Prediction step in the Kalman filter
Arguments
- x0
Vector of values of the movement equation at time t.
- P0
Cholesky decomposition of the covariance of x0 at time t.
- F
Transition matrix, relating values of X at time t to those at t.
- W
Cholesky decomposition of the process noise covariance matrix.
- u
Vector of values for the external variables at time t. By default an empty vector.
- B
Matrix that connects the external variables in u to the values in x. By default an empty matrix.
Value
Named list of predicted values for \(\mathbf{x}\) ("x") and
\(P\) ("P") at the next time point.
Details
In this step, we use the movement equation to predict the new values of x based on the initial condition defined by the location \(\mathbf{x}\) and the covariance \(P\) at time \(t_{i - 1}\), using the equation:
$$\mathbf{x}_t = F_i \mathbf{x}_{i - 1} + B_i \mathbf{u}_i + \mathbf{\epsilon}_i$$ where \(F\) is the movement transition matrix, \(B\) scales the external influences \(\mathbf{u}\), and \(\mathbf{\epsilon}\) defines the error, and where all terms are defined at the time point \(t_i\).

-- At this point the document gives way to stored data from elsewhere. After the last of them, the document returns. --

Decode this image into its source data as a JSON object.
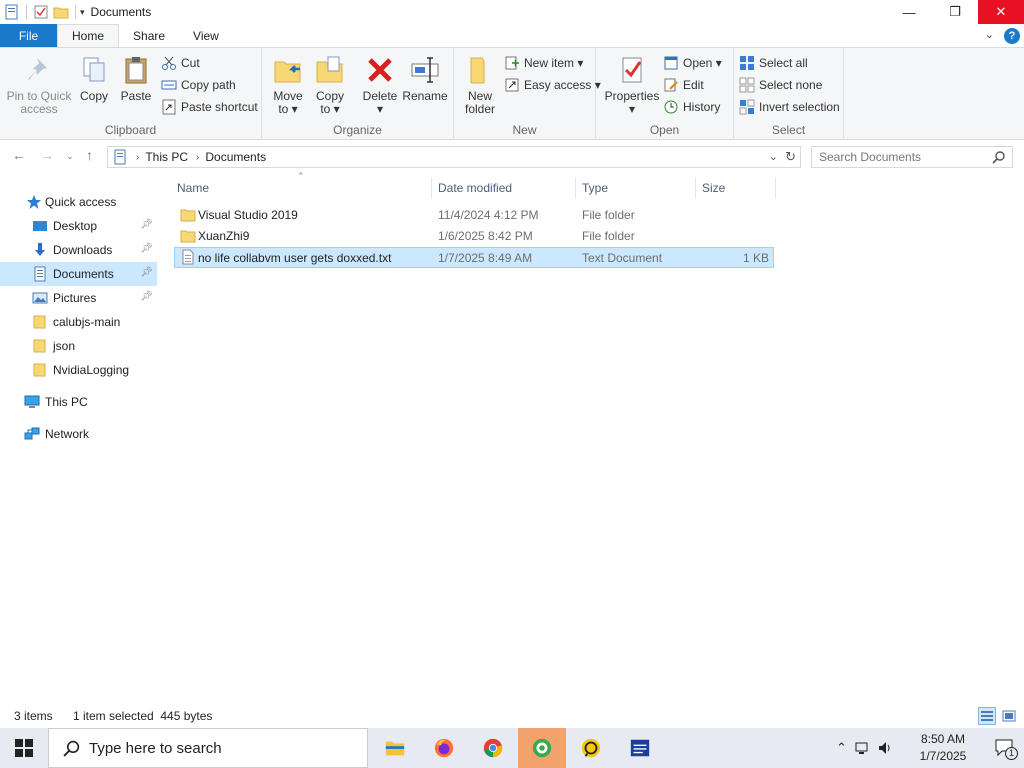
{
  "window": {
    "title": "Documents",
    "buttons": {
      "minimize": "—",
      "maximize": "❐",
      "close": "✕"
    }
  },
  "ribbon_tabs": [
    "File",
    "Home",
    "Share",
    "View"
  ],
  "ribbon": {
    "clipboard": {
      "label": "Clipboard",
      "pin_line1": "Pin to Quick",
      "pin_line2": "access",
      "copy": "Copy",
      "paste": "Paste",
      "cut": "Cut",
      "copy_path": "Copy path",
      "paste_shortcut": "Paste shortcut"
    },
    "organize": {
      "label": "Organize",
      "move_line1": "Move",
      "move_line2": "to ▾",
      "copy_line1": "Copy",
      "copy_line2": "to ▾",
      "delete_line1": "Delete",
      "delete_line2": "▾",
      "rename": "Rename"
    },
    "new": {
      "label": "New",
      "new_line1": "New",
      "new_line2": "folder",
      "new_item": "New item ▾",
      "easy_access": "Easy access ▾"
    },
    "open": {
      "label": "Open",
      "properties_line1": "Properties",
      "properties_line2": "▾",
      "open": "Open ▾",
      "edit": "Edit",
      "history": "History"
    },
    "select": {
      "label": "Select",
      "select_all": "Select all",
      "select_none": "Select none",
      "invert": "Invert selection"
    }
  },
  "address": {
    "crumbs": [
      "This PC",
      "Documents"
    ],
    "search_placeholder": "Search Documents"
  },
  "sidebar": {
    "items": [
      {
        "label": "Quick access",
        "icon": "star-icon"
      },
      {
        "label": "Desktop",
        "icon": "desktop-icon",
        "pinned": true
      },
      {
        "label": "Downloads",
        "icon": "downloads-icon",
        "pinned": true
      },
      {
        "label": "Documents",
        "icon": "documents-icon",
        "pinned": true,
        "selected": true
      },
      {
        "label": "Pictures",
        "icon": "pictures-icon",
        "pinned": true
      },
      {
        "label": "calubjs-main",
        "icon": "folder-icon"
      },
      {
        "label": "json",
        "icon": "folder-icon"
      },
      {
        "label": "NvidiaLogging",
        "icon": "folder-icon"
      },
      {
        "label": "This PC",
        "icon": "computer-icon"
      },
      {
        "label": "Network",
        "icon": "network-icon"
      }
    ]
  },
  "filelist": {
    "columns": [
      "Name",
      "Date modified",
      "Type",
      "Size"
    ],
    "rows": [
      {
        "name": "Visual Studio 2019",
        "date": "11/4/2024 4:12 PM",
        "type": "File folder",
        "size": "",
        "icon": "folder-icon"
      },
      {
        "name": "XuanZhi9",
        "date": "1/6/2025 8:42 PM",
        "type": "File folder",
        "size": "",
        "icon": "folder-icon"
      },
      {
        "name": "no life collabvm user gets doxxed.txt",
        "date": "1/7/2025 8:49 AM",
        "type": "Text Document",
        "size": "1 KB",
        "icon": "text-file-icon",
        "selected": true
      }
    ]
  },
  "status": {
    "items": "3 items",
    "selected": "1 item selected  445 bytes"
  },
  "taskbar": {
    "search_placeholder": "Type here to search",
    "time": "8:50 AM",
    "date": "1/7/2025",
    "notification_count": "1"
  },
  "colors": {
    "accent": "#1979ca",
    "selection": "#cce8ff",
    "close": "#e81123",
    "folder": "#f8d775",
    "taskbar_active": "#f2a36b"
  }
}
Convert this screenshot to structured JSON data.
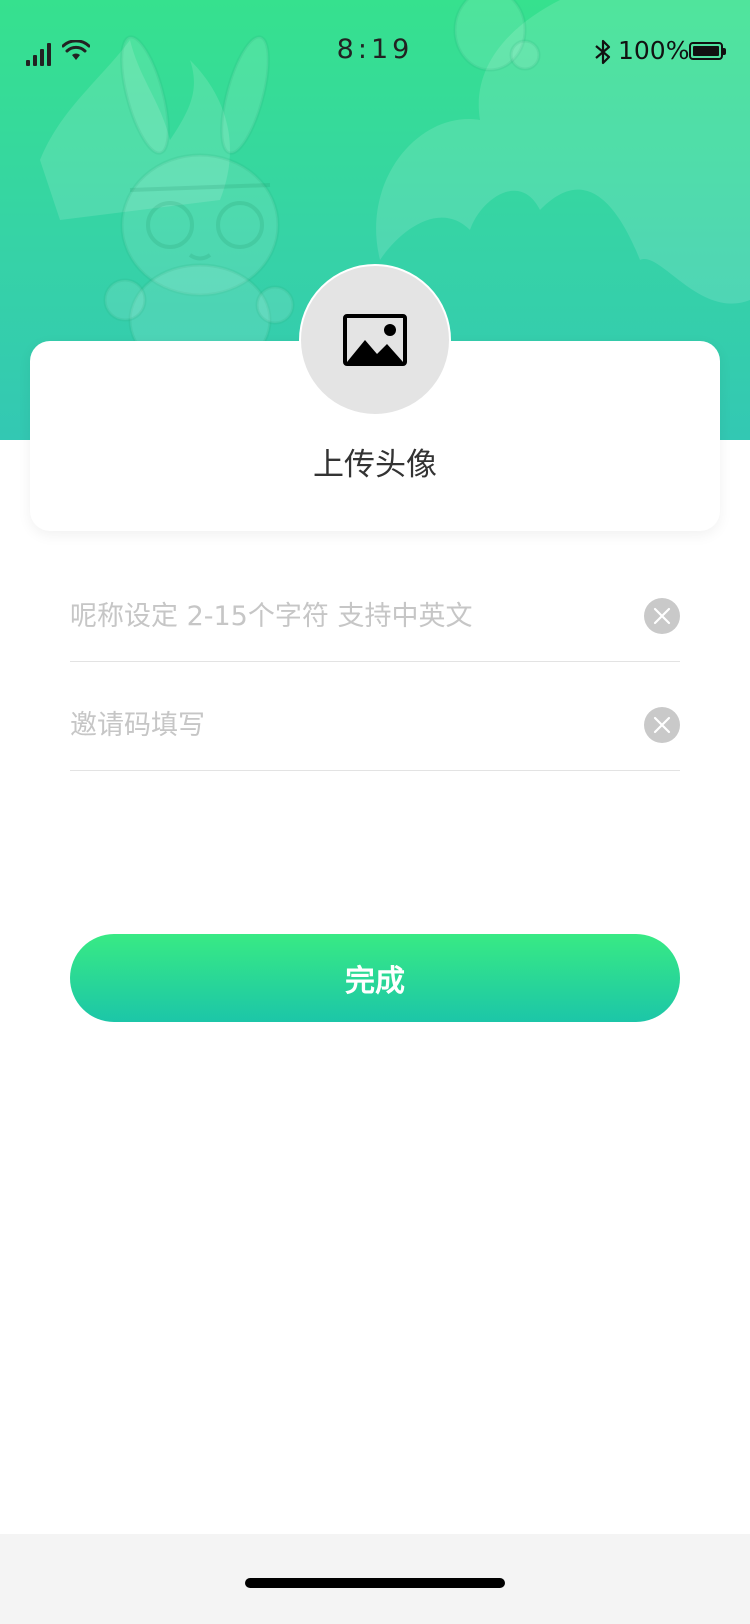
{
  "status_bar": {
    "time": "8:19",
    "battery_percent": "100%",
    "signal_icon": "signal-bars-icon",
    "wifi_icon": "wifi-icon",
    "bluetooth_icon": "bluetooth-icon",
    "battery_icon": "battery-icon"
  },
  "header": {
    "background_colors": [
      "#36e18e",
      "#33c8b3"
    ],
    "decoration": "rabbit-mascot-watermark"
  },
  "profile": {
    "avatar_icon": "image-placeholder-icon",
    "upload_label": "上传头像"
  },
  "form": {
    "nickname": {
      "value": "",
      "placeholder": "呢称设定 2-15个字符 支持中英文",
      "clear_icon": "clear-icon"
    },
    "invite_code": {
      "value": "",
      "placeholder": "邀请码填写",
      "clear_icon": "clear-icon"
    }
  },
  "actions": {
    "done_label": "完成",
    "done_colors": [
      "#38ea84",
      "#1cc6a8"
    ]
  }
}
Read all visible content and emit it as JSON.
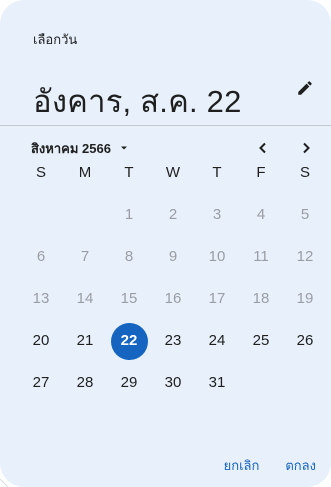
{
  "header": {
    "label": "เลือกวัน",
    "selected_date": "อังคาร, ส.ค. 22",
    "edit_icon": "pencil-icon"
  },
  "nav": {
    "month_year": "สิงหาคม 2566",
    "dropdown_icon": "caret-down-icon",
    "prev_icon": "chevron-left-icon",
    "next_icon": "chevron-right-icon"
  },
  "weekdays": [
    "S",
    "M",
    "T",
    "W",
    "T",
    "F",
    "S"
  ],
  "weeks": [
    [
      "",
      "",
      "1",
      "2",
      "3",
      "4",
      "5"
    ],
    [
      "6",
      "7",
      "8",
      "9",
      "10",
      "11",
      "12"
    ],
    [
      "13",
      "14",
      "15",
      "16",
      "17",
      "18",
      "19"
    ],
    [
      "20",
      "21",
      "22",
      "23",
      "24",
      "25",
      "26"
    ],
    [
      "27",
      "28",
      "29",
      "30",
      "31",
      "",
      ""
    ]
  ],
  "disabled_days": [
    "1",
    "2",
    "3",
    "4",
    "5",
    "6",
    "7",
    "8",
    "9",
    "10",
    "11",
    "12",
    "13",
    "14",
    "15",
    "16",
    "17",
    "18",
    "19"
  ],
  "selected_day": "22",
  "actions": {
    "cancel": "ยกเลิก",
    "ok": "ตกลง"
  },
  "colors": {
    "accent": "#1565c0",
    "surface": "#e8f1fb",
    "disabled_text": "#9a9da3"
  }
}
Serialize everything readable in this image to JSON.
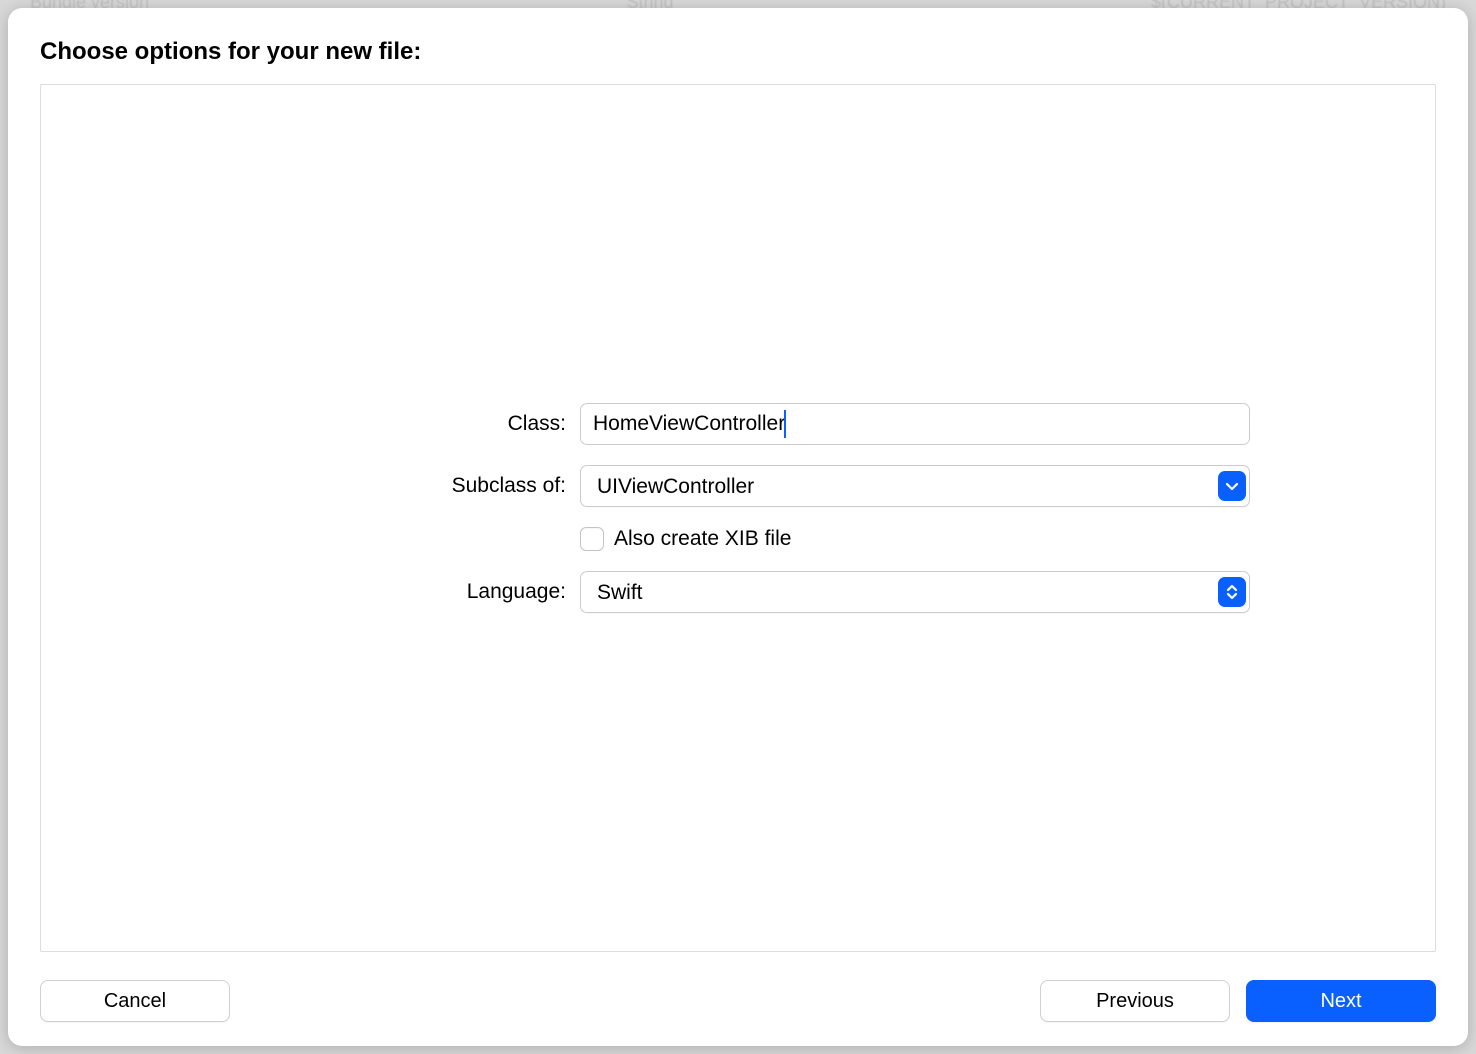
{
  "background": {
    "left": "Bundle version",
    "middle": "String",
    "right": "$(CURRENT_PROJECT_VERSION)"
  },
  "dialog": {
    "title": "Choose options for your new file:",
    "fields": {
      "class_label": "Class:",
      "class_value": "HomeViewController",
      "subclass_label": "Subclass of:",
      "subclass_value": "UIViewController",
      "xib_label": "Also create XIB file",
      "xib_checked": false,
      "language_label": "Language:",
      "language_value": "Swift"
    },
    "buttons": {
      "cancel": "Cancel",
      "previous": "Previous",
      "next": "Next"
    }
  }
}
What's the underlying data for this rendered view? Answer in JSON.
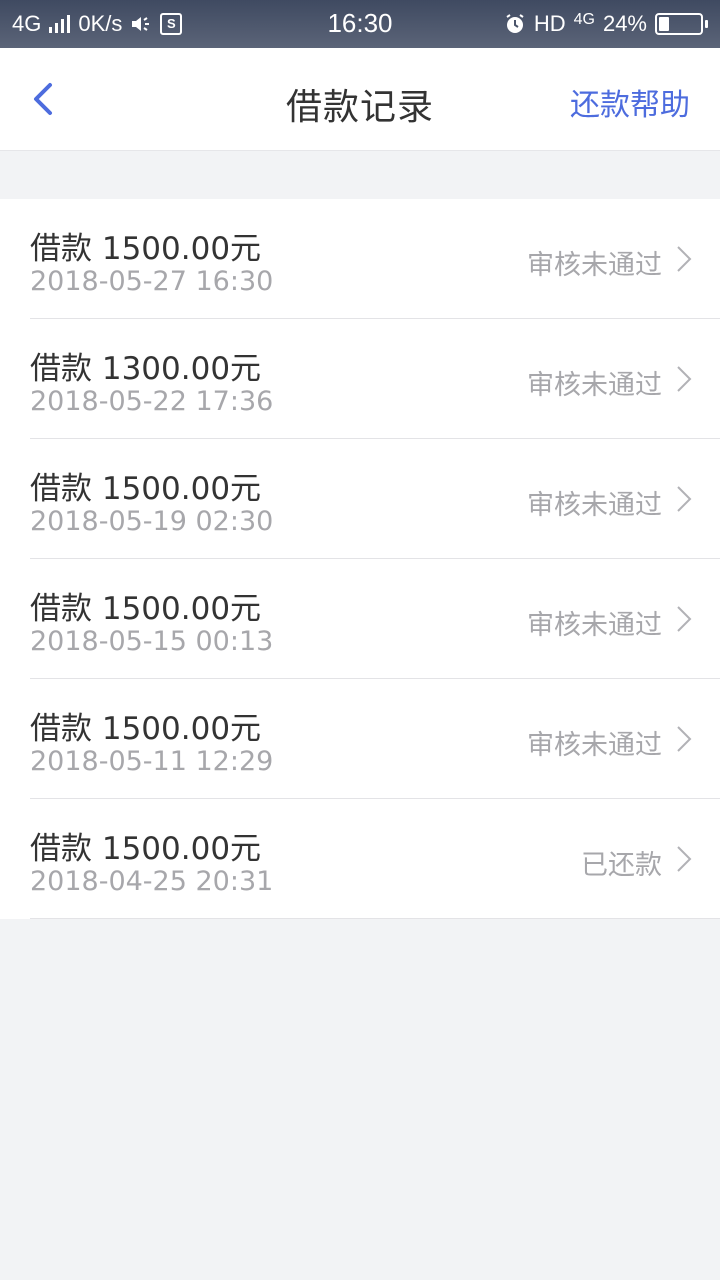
{
  "status_bar": {
    "network": "4G",
    "speed": "0K/s",
    "app_badge": "S",
    "time": "16:30",
    "hd_label": "HD",
    "network_right": "4G",
    "battery_text": "24%",
    "battery_level": 0.24
  },
  "nav": {
    "title": "借款记录",
    "help_label": "还款帮助"
  },
  "colors": {
    "accent": "#4d6cde",
    "primary_text": "#333333",
    "secondary_text": "#a7a7ab",
    "background": "#f2f3f5"
  },
  "records": [
    {
      "title": "借款 1500.00元",
      "date": "2018-05-27 16:30",
      "status": "审核未通过"
    },
    {
      "title": "借款 1300.00元",
      "date": "2018-05-22 17:36",
      "status": "审核未通过"
    },
    {
      "title": "借款 1500.00元",
      "date": "2018-05-19 02:30",
      "status": "审核未通过"
    },
    {
      "title": "借款 1500.00元",
      "date": "2018-05-15 00:13",
      "status": "审核未通过"
    },
    {
      "title": "借款 1500.00元",
      "date": "2018-05-11 12:29",
      "status": "审核未通过"
    },
    {
      "title": "借款 1500.00元",
      "date": "2018-04-25 20:31",
      "status": "已还款"
    }
  ]
}
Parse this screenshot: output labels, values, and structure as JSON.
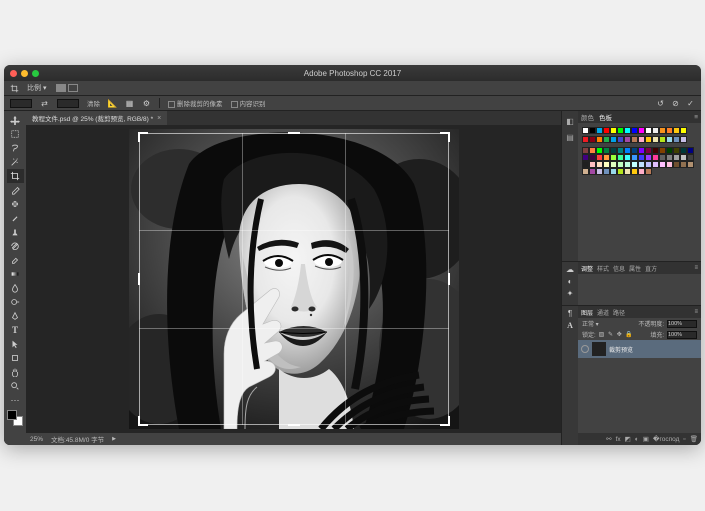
{
  "app": {
    "title": "Adobe Photoshop CC 2017"
  },
  "menu": {
    "tool_label": "比例"
  },
  "options_bar": {
    "clear_label": "清除",
    "delete_cropped": "删除裁剪的像素",
    "content_aware": "内容识别"
  },
  "doc_tab": {
    "label": "教程文件.psd @ 25% (裁剪预览, RGB/8) *"
  },
  "status": {
    "zoom": "25%",
    "doc_info": "文档:45.8M/0 字节"
  },
  "swatches": {
    "tab1": "颜色",
    "tab2": "色板",
    "row1": [
      "#ffffff",
      "#000000",
      "#00a8e8",
      "#ff0000",
      "#ffff00",
      "#00ff00",
      "#00ffff",
      "#0000ff",
      "#ff00ff",
      "#ffffff",
      "#eeeeee",
      "#f7931e",
      "#ff7f27",
      "#ffc90e",
      "#ffff00"
    ],
    "row2": [
      "#ed1c24",
      "#880015",
      "#ff7f00",
      "#22b14c",
      "#00a2e8",
      "#3f48cc",
      "#a349a4",
      "#b97a57",
      "#ffaec9",
      "#ffc90e",
      "#efe4b0",
      "#b5e61d",
      "#99d9ea",
      "#7092be",
      "#c8bfe7"
    ],
    "grid": [
      "#804040",
      "#ff8040",
      "#00ff00",
      "#008040",
      "#004040",
      "#008080",
      "#0080ff",
      "#004080",
      "#8000ff",
      "#800040",
      "#400000",
      "#804000",
      "#004000",
      "#404000",
      "#003838",
      "#000080",
      "#400080",
      "#400040",
      "#ff3c3c",
      "#ff9a3c",
      "#9aff3c",
      "#3cff9a",
      "#3cffff",
      "#3c9aff",
      "#3c3cff",
      "#9a3cff",
      "#ff3c9a",
      "#606060",
      "#808080",
      "#a0a0a0",
      "#c0c0c0",
      "#404040",
      "#202020",
      "#ffc0c0",
      "#ffe0c0",
      "#ffffc0",
      "#e0ffc0",
      "#c0ffc0",
      "#c0ffe0",
      "#c0ffff",
      "#c0e0ff",
      "#c0c0ff",
      "#e0c0ff",
      "#ffc0ff",
      "#ffc0e0",
      "#705030",
      "#907050",
      "#b09070",
      "#d0b090",
      "#a349a4",
      "#c8bfe7",
      "#7092be",
      "#99d9ea",
      "#b5e61d",
      "#efe4b0",
      "#ffc90e",
      "#ffaec9",
      "#b97a57"
    ]
  },
  "prop_panel": {
    "tabs": [
      "调整",
      "样式",
      "信息",
      "属性",
      "直方"
    ]
  },
  "layers": {
    "tabs": [
      "图层",
      "通道",
      "路径"
    ],
    "blend_label": "正常",
    "opacity_label": "不透明度:",
    "opacity_value": "100%",
    "lock_label": "锁定:",
    "fill_label": "填充:",
    "fill_value": "100%",
    "layer_name": "裁剪预览"
  }
}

The covariance \(P\) is also updated based on this equation, representing the certainty around the prediction \(\mathbf{x}_i\). This covariance is updated through the following equation:
$$P_i = F_i P_{i - 1} F_i^T + W_i$$ where \(W\) represents the covariance matrix of \(\epsilon\).
For stability purposes, we use Cholesky decompositions of the covariance matrices rather than the actual covariance matrices. This needs to be taken into account when making your own model.